Deasy, Timothy (1838/41–1880), soldier, Fenian, and politician, was born in Clonakilty, Co. Cork. During 1847 his family emigrated to Boston, Massachusetts, and settled in the nearby city of Lawrence, in a district dominated by Irish immigrants. He may have completed an apprenticeship as a tailor before enlisting, with his brother, Cornelius, in the 9th (Irish) Massachusetts regiment of the Union army in June 1861. Both brothers survived the brutal campaigns in Virginia between 1862 and 1865. Promoted to lieutenant in 1862, Timothy showed heroic bravery during the defeat of the Union army at the Battle of the Wilderness, early May 1864, when he steadfastly kept his company together, despite serious wounds, as the army fell apart during a brushwood conflagration.
He had earlier joined the American Fenian Brotherhood and, upon discharge from the army in June 1865, was sent to Ireland to assist the IRB in organising a rising. He was appointed to the IRB's military council, though he seems to have acted in a minor capacity. Landing in Cork on 26 August, he stayed briefly in Skibbereen, and moved to Clonakilty on 14 September, eluding the attentions of the authorities until detained under the Peace Preservation Act on 24 September. After two weeks in custody he was released and ordered to leave the country. Back in Ireland within a month, he assisted in the escape of James Stephens (qv) from Richmond jail, Dublin (24 November 1865). Re-emerging in the USA in early 1866, he was consulted by Capt. John O'Neill (qv) during preparations for the ill-conceived invasion of Canada on 31 May 1866. Some months later he returned to Cork under instructions from the Fenian leader Col.
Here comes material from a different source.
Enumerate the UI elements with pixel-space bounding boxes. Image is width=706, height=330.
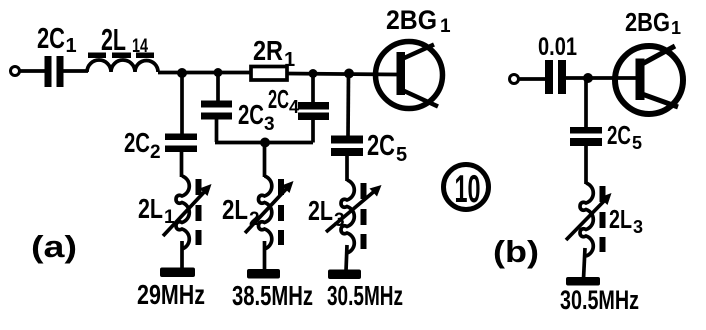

Thomas J. Kelly (qv) to further plans for a rising in the county. He was second-in-command to Kelly during the abortive raid on Chester castle on 11 February 1867, and later that month fled to Dublin. It is unclear whether he participated in the Fenian rising of 5-6 March 1867, although he successfully escaped arrest in the aftermath. Resident in Manchester with Kelly through the summer of 1867, the pair were arrested outside a Fenian rendezvous on 11 September. On 18 September, while being transferred from the courthouse in Manchester to the county jail, they were rescued from a police van by local Fenians, much to the embarrassment and anger of the British authorities. Deasy slipped back to New York in October to a rapturous welcome from American Fenians, and had begun management of a public house in Lawrence when on 23 November 1867 the three ‘Manchester martyrs’ were hanged for shooting dead a police sergeant during the rescue.
It was alleged that Deasy clandestinely returned to Ireland again in late 1867, and was involved in some way in the clumsily organised Clerkenwell prison explosion in London on 13 December. During the later 1860s and the 1870s he severed his radical links, and took up electoral politics. He was elected to Lawrence City Council in 1870 and to the Massachusetts house of representatives in 1876 and 1878, overcoming significant anti-Irish prejudice in the attempt. A self-effacing man within Fenian ranks, he seems to have taken the role of background adviser in operations, but it is not easy to define his organisational significance. He died 10 December 1880 and is buried in the family plot in the Immaculate Conception graveyard, Lawrence; he never married.